For autonomous web browsing agents, key metrics include task success rate, precision, and recall. Task success rate measures how often the agent completes the intended browsing task correctly, such as finding information or filling forms. Precision tells us how many of the agent's actions were correct out of all actions it took, avoiding unnecessary or wrong clicks. Recall shows how many needed actions the agent actually performed, ensuring it does not miss important steps. These metrics matter because the agent must be both accurate and thorough to be useful and safe.
Autonomous web browsing agents in Agentic Ai - Model Metrics & Evaluation
Actions Taken by Agent
+----------------+----------------+----------------+
| | Action Correct | Action Wrong |
+----------------+----------------+----------------+
| Action Needed | True Positive | False Negative |
| Action Not Needed | False Positive | True Negative |
+----------------+----------------+----------------+
Where:
- TP: Agent correctly performed a needed action.
- FP: Agent performed an unnecessary or wrong action.
- FN: Agent missed a needed action.
- TN: Agent correctly avoided unnecessary actions.
Metrics:
Precision = TP / (TP + FP)
Recall = TP / (TP + FN)
Task Success Rate = Number of tasks completed correctly / Total tasks
If the agent has high precision but low recall, it means it rarely makes wrong moves but often misses important steps. For example, it clicks only when very sure but may skip filling some form fields, causing incomplete tasks.
If the agent has high recall but low precision, it tries to do all needed actions but also many wrong ones. For example, it clicks many buttons, including irrelevant ones, which may cause errors or slow performance.
Balancing precision and recall is important: the agent should do all necessary actions (high recall) but avoid mistakes (high precision) to complete tasks efficiently and correctly.
- Good: Task success rate above 90%, precision and recall both above 85%. The agent completes tasks reliably with few mistakes or missed steps.

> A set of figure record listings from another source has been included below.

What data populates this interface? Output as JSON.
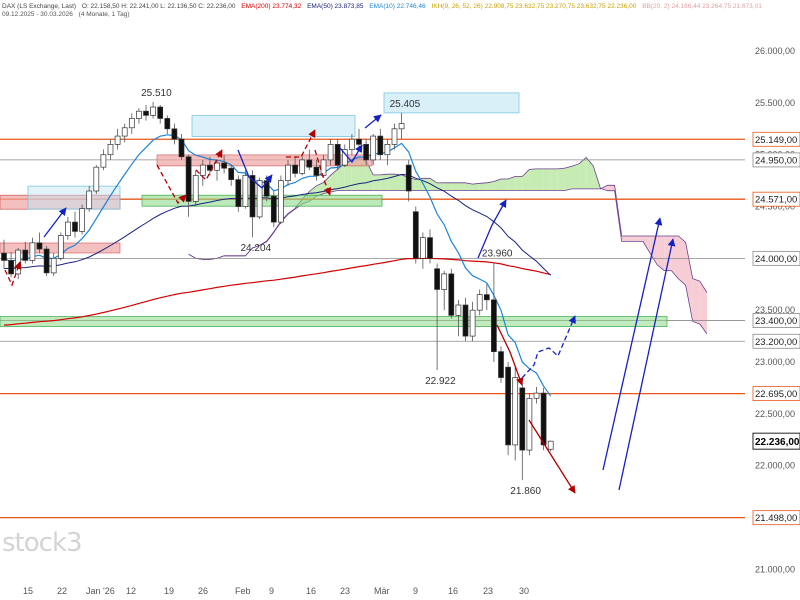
{
  "header": {
    "symbol_line": "DAX (LS Exchange, Last)",
    "ohlc": "O: 22.158,50  H: 22.241,00  L: 22.136,50  C: 22.236,00",
    "ema200": "EMA(200) 23.774,32",
    "ema50": "EMA(50) 23.873,85",
    "ema10": "EMA(10) 22.746,46",
    "ichimoku": "IKH(9, 26, 52, 26) 22.908,75  23.632,75  23.270,75  23.632,75  22.236,00",
    "bb": "BB(20, 2) 24.166,44  23.264,75  21.673,01",
    "range": "09.12.2025 - 30.03.2026",
    "interval": "(4 Monate, 1 Tag)"
  },
  "watermark": "stock3",
  "colors": {
    "ema200": "#d40000",
    "ema50": "#1a237e",
    "ema10": "#1f84d6",
    "cloud_bull": "#c6ecb4",
    "cloud_bear": "#f6cdd5",
    "orange_line": "#e8571a",
    "gray_line": "#8a8a8a",
    "green_zone": "#8edb8a",
    "red_zone": "#f0a4a4",
    "blue_zone": "#bfe6f5",
    "arrow_blue": "#1521c4",
    "arrow_red": "#b00000"
  },
  "chart_data": {
    "type": "candlestick",
    "title": "DAX (LS Exchange, Last)",
    "ylim": [
      20800,
      26300
    ],
    "y_ticks": [
      "26.000,00",
      "25.500,00",
      "25.000,00",
      "24.500,00",
      "24.000,00",
      "23.500,00",
      "23.000,00",
      "22.500,00",
      "22.000,00",
      "21.500,00",
      "21.000,00"
    ],
    "x_ticks": [
      "15",
      "22",
      "Jan '26",
      "12",
      "19",
      "26",
      "Feb",
      "9",
      "16",
      "23",
      "Mär",
      "9",
      "16",
      "23",
      "30"
    ],
    "price_levels": [
      {
        "label": "25.149,00",
        "value": 25149,
        "style": "orange"
      },
      {
        "label": "24.950,00",
        "value": 24950,
        "style": "gray"
      },
      {
        "label": "24.571,00",
        "value": 24571,
        "style": "orange"
      },
      {
        "label": "24.000,00",
        "value": 24000,
        "style": "gray"
      },
      {
        "label": "23.400,00",
        "value": 23400,
        "style": "gray"
      },
      {
        "label": "23.200,00",
        "value": 23200,
        "style": "gray"
      },
      {
        "label": "22.695,00",
        "value": 22695,
        "style": "orange"
      },
      {
        "label": "21.498,00",
        "value": 21498,
        "style": "orange"
      }
    ],
    "last_price": {
      "label": "22.236,00",
      "value": 22236
    },
    "annotations": [
      {
        "text": "25.510",
        "index": 21,
        "value": 25510
      },
      {
        "text": "25.405",
        "index": 56,
        "value": 25405
      },
      {
        "text": "24.204",
        "index": 35,
        "value": 24204
      },
      {
        "text": "23.960",
        "index": 69,
        "value": 23960
      },
      {
        "text": "22.922",
        "index": 61,
        "value": 22922
      },
      {
        "text": "21.860",
        "index": 73,
        "value": 21860
      }
    ],
    "candles": [
      {
        "o": 24050,
        "h": 24180,
        "l": 23900,
        "c": 23980
      },
      {
        "o": 23980,
        "h": 24060,
        "l": 23820,
        "c": 23850
      },
      {
        "o": 23850,
        "h": 24100,
        "l": 23800,
        "c": 24080
      },
      {
        "o": 24080,
        "h": 24160,
        "l": 23950,
        "c": 23980
      },
      {
        "o": 23980,
        "h": 24200,
        "l": 23950,
        "c": 24150
      },
      {
        "o": 24150,
        "h": 24250,
        "l": 24050,
        "c": 24090
      },
      {
        "o": 24090,
        "h": 24120,
        "l": 23830,
        "c": 23860
      },
      {
        "o": 23860,
        "h": 24050,
        "l": 23830,
        "c": 24000
      },
      {
        "o": 24000,
        "h": 24250,
        "l": 23980,
        "c": 24220
      },
      {
        "o": 24220,
        "h": 24400,
        "l": 24180,
        "c": 24350
      },
      {
        "o": 24350,
        "h": 24450,
        "l": 24200,
        "c": 24260
      },
      {
        "o": 24260,
        "h": 24520,
        "l": 24230,
        "c": 24480
      },
      {
        "o": 24480,
        "h": 24700,
        "l": 24450,
        "c": 24650
      },
      {
        "o": 24650,
        "h": 24900,
        "l": 24620,
        "c": 24880
      },
      {
        "o": 24880,
        "h": 25050,
        "l": 24850,
        "c": 25000
      },
      {
        "o": 25000,
        "h": 25150,
        "l": 24950,
        "c": 25100
      },
      {
        "o": 25100,
        "h": 25250,
        "l": 25050,
        "c": 25180
      },
      {
        "o": 25180,
        "h": 25300,
        "l": 25120,
        "c": 25260
      },
      {
        "o": 25260,
        "h": 25400,
        "l": 25200,
        "c": 25350
      },
      {
        "o": 25350,
        "h": 25450,
        "l": 25300,
        "c": 25420
      },
      {
        "o": 25420,
        "h": 25480,
        "l": 25330,
        "c": 25380
      },
      {
        "o": 25380,
        "h": 25510,
        "l": 25350,
        "c": 25460
      },
      {
        "o": 25460,
        "h": 25480,
        "l": 25300,
        "c": 25350
      },
      {
        "o": 25350,
        "h": 25380,
        "l": 25200,
        "c": 25250
      },
      {
        "o": 25250,
        "h": 25300,
        "l": 25100,
        "c": 25150
      },
      {
        "o": 25150,
        "h": 25200,
        "l": 24950,
        "c": 24980
      },
      {
        "o": 24980,
        "h": 25000,
        "l": 24400,
        "c": 24550
      },
      {
        "o": 24550,
        "h": 24850,
        "l": 24500,
        "c": 24800
      },
      {
        "o": 24800,
        "h": 24950,
        "l": 24700,
        "c": 24900
      },
      {
        "o": 24900,
        "h": 24980,
        "l": 24800,
        "c": 24850
      },
      {
        "o": 24850,
        "h": 24950,
        "l": 24750,
        "c": 24920
      },
      {
        "o": 24920,
        "h": 25000,
        "l": 24820,
        "c": 24870
      },
      {
        "o": 24870,
        "h": 24900,
        "l": 24700,
        "c": 24760
      },
      {
        "o": 24760,
        "h": 24800,
        "l": 24450,
        "c": 24500
      },
      {
        "o": 24500,
        "h": 24850,
        "l": 24480,
        "c": 24800
      },
      {
        "o": 24800,
        "h": 24850,
        "l": 24204,
        "c": 24400
      },
      {
        "o": 24400,
        "h": 24780,
        "l": 24380,
        "c": 24750
      },
      {
        "o": 24750,
        "h": 24800,
        "l": 24550,
        "c": 24600
      },
      {
        "o": 24600,
        "h": 24650,
        "l": 24300,
        "c": 24350
      },
      {
        "o": 24350,
        "h": 24800,
        "l": 24330,
        "c": 24750
      },
      {
        "o": 24750,
        "h": 24950,
        "l": 24700,
        "c": 24900
      },
      {
        "o": 24900,
        "h": 24980,
        "l": 24780,
        "c": 24820
      },
      {
        "o": 24820,
        "h": 25000,
        "l": 24800,
        "c": 24950
      },
      {
        "o": 24950,
        "h": 25050,
        "l": 24850,
        "c": 24880
      },
      {
        "o": 24880,
        "h": 24950,
        "l": 24750,
        "c": 24800
      },
      {
        "o": 24800,
        "h": 25000,
        "l": 24780,
        "c": 24950
      },
      {
        "o": 24950,
        "h": 25150,
        "l": 24900,
        "c": 25100
      },
      {
        "o": 25100,
        "h": 25150,
        "l": 24850,
        "c": 24900
      },
      {
        "o": 24900,
        "h": 25100,
        "l": 24880,
        "c": 25050
      },
      {
        "o": 25050,
        "h": 25200,
        "l": 25000,
        "c": 25150
      },
      {
        "o": 25150,
        "h": 25250,
        "l": 25050,
        "c": 25100
      },
      {
        "o": 25100,
        "h": 25150,
        "l": 24900,
        "c": 24950
      },
      {
        "o": 24950,
        "h": 25200,
        "l": 24900,
        "c": 25180
      },
      {
        "o": 25180,
        "h": 25250,
        "l": 24950,
        "c": 25000
      },
      {
        "o": 25000,
        "h": 25150,
        "l": 24900,
        "c": 25100
      },
      {
        "o": 25100,
        "h": 25300,
        "l": 25050,
        "c": 25250
      },
      {
        "o": 25250,
        "h": 25405,
        "l": 25150,
        "c": 25300
      },
      {
        "o": 24900,
        "h": 24950,
        "l": 24550,
        "c": 24650
      },
      {
        "o": 24450,
        "h": 24500,
        "l": 23950,
        "c": 24000
      },
      {
        "o": 24000,
        "h": 24250,
        "l": 23900,
        "c": 24200
      },
      {
        "o": 24200,
        "h": 24280,
        "l": 23950,
        "c": 24000
      },
      {
        "o": 23900,
        "h": 23950,
        "l": 22922,
        "c": 23700
      },
      {
        "o": 23700,
        "h": 23880,
        "l": 23500,
        "c": 23850
      },
      {
        "o": 23850,
        "h": 23900,
        "l": 23420,
        "c": 23450
      },
      {
        "o": 23450,
        "h": 23600,
        "l": 23250,
        "c": 23550
      },
      {
        "o": 23550,
        "h": 23620,
        "l": 23200,
        "c": 23250
      },
      {
        "o": 23250,
        "h": 23580,
        "l": 23200,
        "c": 23500
      },
      {
        "o": 23500,
        "h": 23700,
        "l": 23450,
        "c": 23650
      },
      {
        "o": 23650,
        "h": 23750,
        "l": 23500,
        "c": 23600
      },
      {
        "o": 23600,
        "h": 23960,
        "l": 23000,
        "c": 23100
      },
      {
        "o": 23100,
        "h": 23150,
        "l": 22800,
        "c": 22850
      },
      {
        "o": 22950,
        "h": 23000,
        "l": 22100,
        "c": 22200
      },
      {
        "o": 22200,
        "h": 22950,
        "l": 22050,
        "c": 22850
      },
      {
        "o": 22750,
        "h": 22800,
        "l": 21860,
        "c": 22150
      },
      {
        "o": 22150,
        "h": 22700,
        "l": 22100,
        "c": 22650
      },
      {
        "o": 22650,
        "h": 22760,
        "l": 22600,
        "c": 22700
      },
      {
        "o": 22700,
        "h": 22750,
        "l": 22150,
        "c": 22200
      },
      {
        "o": 22158,
        "h": 22241,
        "l": 22136,
        "c": 22236
      }
    ]
  }
}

- Bad: Task success rate below 60%, precision or recall below 50%. The agent often fails tasks, clicks wrong elements, or misses important actions.
- Accuracy paradox: High overall accuracy can be misleading if the agent mostly does nothing and avoids errors but also never completes tasks.

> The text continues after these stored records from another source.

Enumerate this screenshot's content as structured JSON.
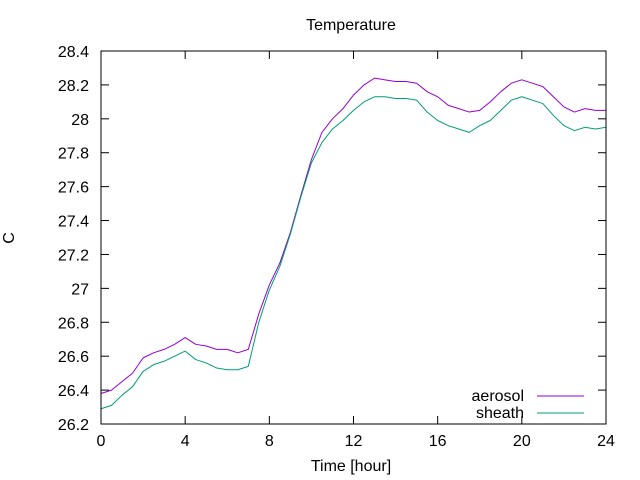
{
  "chart_data": {
    "type": "line",
    "title": "Temperature",
    "xlabel": "Time [hour]",
    "ylabel": "C",
    "xlim": [
      0,
      24
    ],
    "ylim": [
      26.2,
      28.4
    ],
    "xticks": [
      0,
      4,
      8,
      12,
      16,
      20,
      24
    ],
    "yticks": [
      26.2,
      26.4,
      26.6,
      26.8,
      27,
      27.2,
      27.4,
      27.6,
      27.8,
      28,
      28.2,
      28.4
    ],
    "xtick_labels": [
      "0",
      "4",
      "8",
      "12",
      "16",
      "20",
      "24"
    ],
    "ytick_labels": [
      "26.2",
      "26.4",
      "26.6",
      "26.8",
      "27",
      "27.2",
      "27.4",
      "27.6",
      "27.8",
      "28",
      "28.2",
      "28.4"
    ],
    "grid": false,
    "legend_position": "bottom-right",
    "series": [
      {
        "name": "aerosol",
        "color": "#9400d3",
        "x": [
          0,
          0.5,
          1,
          1.5,
          2,
          2.5,
          3,
          3.5,
          4,
          4.5,
          5,
          5.5,
          6,
          6.5,
          7,
          7.5,
          8,
          8.5,
          9,
          9.5,
          10,
          10.5,
          11,
          11.5,
          12,
          12.5,
          13,
          13.5,
          14,
          14.5,
          15,
          15.5,
          16,
          16.5,
          17,
          17.5,
          18,
          18.5,
          19,
          19.5,
          20,
          20.5,
          21,
          21.5,
          22,
          22.5,
          23,
          23.5,
          24
        ],
        "values": [
          26.38,
          26.4,
          26.45,
          26.5,
          26.59,
          26.62,
          26.64,
          26.67,
          26.71,
          26.67,
          26.66,
          26.64,
          26.64,
          26.62,
          26.64,
          26.85,
          27.02,
          27.15,
          27.33,
          27.55,
          27.76,
          27.92,
          28.0,
          28.06,
          28.14,
          28.2,
          28.24,
          28.23,
          28.22,
          28.22,
          28.21,
          28.16,
          28.13,
          28.08,
          28.06,
          28.04,
          28.05,
          28.1,
          28.16,
          28.21,
          28.23,
          28.21,
          28.19,
          28.13,
          28.07,
          28.04,
          28.06,
          28.05,
          28.05
        ]
      },
      {
        "name": "sheath",
        "color": "#009e73",
        "x": [
          0,
          0.5,
          1,
          1.5,
          2,
          2.5,
          3,
          3.5,
          4,
          4.5,
          5,
          5.5,
          6,
          6.5,
          7,
          7.5,
          8,
          8.5,
          9,
          9.5,
          10,
          10.5,
          11,
          11.5,
          12,
          12.5,
          13,
          13.5,
          14,
          14.5,
          15,
          15.5,
          16,
          16.5,
          17,
          17.5,
          18,
          18.5,
          19,
          19.5,
          20,
          20.5,
          21,
          21.5,
          22,
          22.5,
          23,
          23.5,
          24
        ],
        "values": [
          26.29,
          26.31,
          26.37,
          26.42,
          26.51,
          26.55,
          26.57,
          26.6,
          26.63,
          26.58,
          26.56,
          26.53,
          26.52,
          26.52,
          26.54,
          26.8,
          26.99,
          27.13,
          27.32,
          27.54,
          27.74,
          27.86,
          27.94,
          27.99,
          28.05,
          28.1,
          28.13,
          28.13,
          28.12,
          28.12,
          28.11,
          28.04,
          27.99,
          27.96,
          27.94,
          27.92,
          27.96,
          27.99,
          28.05,
          28.11,
          28.13,
          28.11,
          28.09,
          28.02,
          27.96,
          27.93,
          27.95,
          27.94,
          27.95
        ]
      }
    ]
  }
}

- Data leakage: Training the agent on test websites can inflate metrics but fail in real browsing scenarios.
- Overfitting: Agent performs well on known sites but poorly on new or dynamic pages.
- Ignoring user experience: Metrics may not capture delays or confusing agent behavior that frustrates users.
Your autonomous web browsing agent has 98% accuracy but only 12% recall on needed actions. Is it good for production? Why or why not?
Answer: No, it is not good. The agent rarely makes mistakes (high accuracy) but misses most needed actions (very low recall). This means it often fails to complete tasks, making it unreliable despite high accuracy.